Siemens begins integration of new turbine into its production amid change in ownership

By John Green Staff writer jgreen@hutchnews.com

The massive rectangular steel box near the end of the moving line looked a little out of place amid a string of the plant's sleek, barrel-shaped turbines on the assembly line at Siemens Wind manufacturing plant.

Otherwise, integrating serial production of the new, larger SWT 2.3-120 turbine into operations at the six-year-old, 300,000-square-foot nacelle plant seemed like a natural progression for an operation that has sent thousands of wind turbine nacelles into open fields around the world. 

With the merger of Siemens Wind and Spanish manufacturer Gamesa in April, workers at the Hutchinson plant received new employee badges that say "Siemens Gamesa." New signage will also likely appear at the plant off Enterprise Drive , said Public Information Officer Myca Welch.

There is little other visible change locally for the business, which continues to employ 360 people full-time, along with temporary labor, on two shifts.

Besides production, jobs at the Hutchinson plant include logistics, maintenance, quality assurance, supply chain, finance, engineering, lean practices and environmental health and safety, said Siemens North America spokesman Jeffrey Grappone.

Marking its seventh year

Since its October 2010 opening, the Hutchinson plant has produced nearly 3,700 of the company's SWT 2.3-108s − a 2.3-megawatt wind turbine that operates with 108-meter-long blades.

The newer product features a larger rotor, accommodating 120-meter, or nearly 394-foot, blades.

"The new turbine is developed with an eye toward increasing energy production for sites with medium- to low-wind conditions, which are prevalent in markets within the Americas region," Grappone said.

In addition, the design of the new nacelle, with its larger, square steel body, is intended to allow easier access to its components the company stated.

Besides adding production of a second turbine to its line, the Hutchinson plant is looking for ways to make turbines that increase wind farm efficiency.

Called "repowering," upgrades extend the life of existing turbines, many of which have been operating on wind farms for decades.

"Depending on length of service, overhauls could be extensive – including replacement blades, hubs and the drivetrain – or delivering only a few main replacement parts," Grappone said in an email.

There are currently nearly 6,000 Siemens turbines installed in the U.S., capable of producing renewable power for more than 4.2 million households per day.

Merger

Before the merger, the Siemens Wind division – formed in 2004 when German conglomerate Siemens AG acquired the then 24-year-old Bonus Energy – broke from Siemens as a separate company.

Siemens has 59 percent ownership in the new joint company, though its headquarters are in Spain – where Gamesa has been producing turbines since 1995. Its stock is registered with the Mercantile Registry of Biscay in Spain.

It will take up to two years to integrate the work for both companies.
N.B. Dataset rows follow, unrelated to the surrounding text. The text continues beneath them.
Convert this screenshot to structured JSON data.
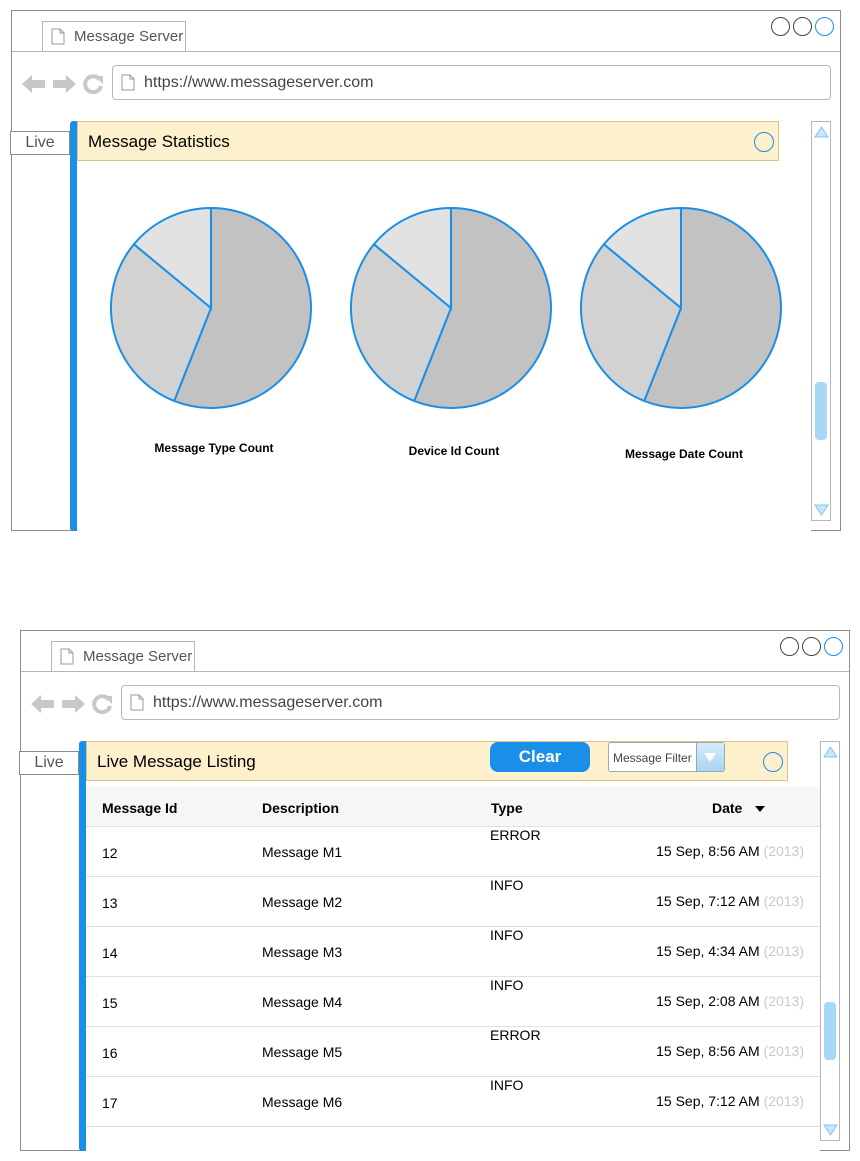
{
  "windows": [
    {
      "tab_title": "Message Server",
      "url": "https://www.messageserver.com",
      "side_tab": "Live",
      "panel_title": "Message Statistics"
    },
    {
      "tab_title": "Message Server",
      "url": "https://www.messageserver.com",
      "side_tab": "Live",
      "panel_title": "Live Message Listing",
      "clear_label": "Clear",
      "filter_label": "Message Filter"
    }
  ],
  "icons": {
    "back": "arrow-left-icon",
    "forward": "arrow-right-icon",
    "reload": "reload-icon",
    "page": "page-icon",
    "sort": "caret-down-icon",
    "dropdown": "triangle-down-icon"
  },
  "colors": {
    "accent": "#1a8fe8",
    "panel_header_bg": "#fdf0cc",
    "pie_slice_1": "#c2c2c2",
    "pie_slice_2": "#d2d2d2",
    "pie_slice_3": "#e2e2e2",
    "year_text": "#c9c9c9",
    "scroll_thumb": "#a8d8f8"
  },
  "chart_data": [
    {
      "type": "pie",
      "caption": "Message Type Count",
      "values": [
        56,
        30,
        14
      ]
    },
    {
      "type": "pie",
      "caption": "Device Id Count",
      "values": [
        56,
        30,
        14
      ]
    },
    {
      "type": "pie",
      "caption": "Message Date Count",
      "values": [
        56,
        30,
        14
      ]
    }
  ],
  "table": {
    "columns": [
      "Message Id",
      "Description",
      "Type",
      "Date"
    ],
    "rows": [
      {
        "id": "12",
        "description": "Message M1",
        "type": "ERROR",
        "date": "15 Sep, 8:56 AM",
        "year": "(2013)"
      },
      {
        "id": "13",
        "description": "Message M2",
        "type": "INFO",
        "date": "15 Sep, 7:12 AM",
        "year": "(2013)"
      },
      {
        "id": "14",
        "description": "Message M3",
        "type": "INFO",
        "date": "15 Sep, 4:34 AM",
        "year": "(2013)"
      },
      {
        "id": "15",
        "description": "Message M4",
        "type": "INFO",
        "date": "15 Sep, 2:08 AM",
        "year": "(2013)"
      },
      {
        "id": "16",
        "description": "Message M5",
        "type": "ERROR",
        "date": "15 Sep, 8:56 AM",
        "year": "(2013)"
      },
      {
        "id": "17",
        "description": "Message M6",
        "type": "INFO",
        "date": "15 Sep, 7:12 AM",
        "year": "(2013)"
      }
    ]
  }
}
Markus Tacke became the company's chief executive officer last week by a unanimous appointment from the board of directors of Siemens Gamesa Renewable Energy. 

Tacke, who has more than 20 years' experience in the energy and power generation sectors, served for four years as CEO of Siemens Wind Power before the merger. He replaced Ignacio Martin, who served as interim CEO.

The combination of Siemens and Gamesa moves the joint company into the top four of the world's largest wind original equipment manufacturers. It reaches more than 90 countries on five continents, leading products in both onshore and offshore wind development, according to the company.

Siemens wind has a strong market in North America and Northern Europe, while Gamesa is well positioned in emerging markets, such as India, Latin America and Southern Europe.

$3.4 billion in orders

Both companies reported strong second quarters for 2017, which are pre-merger operations.

Orders for Siemens wind and renewables soared 47 percent in the second quarter, to more than $3.39 billion, compared with just over $2.39 billion in the same period last year, according to a report in Windpower Monthly.

The company credited a $1.52 billion offshore wind farm deal for its 7MW turbines amond its largest orders.

The company's wind and renewables revenues grew 4 percent to almost $1.66 billion from $1.6 billion in the same period in 2016. Profits were also up about 13 percent, to $163.9 million.

For its first quarter, Gamesa's wind turbine business saw increased revenues of 48 percent, to $1.54 billion, due primarily to 40 percent growth in activity.

Overall, Gamesa reported $109 million in net profit, a 39 percent increase from the same quarter last year.

Record quarterly revenues boosted profits, amounting to $1.68 billion− a 45 percent increase from the first quarter of 2016.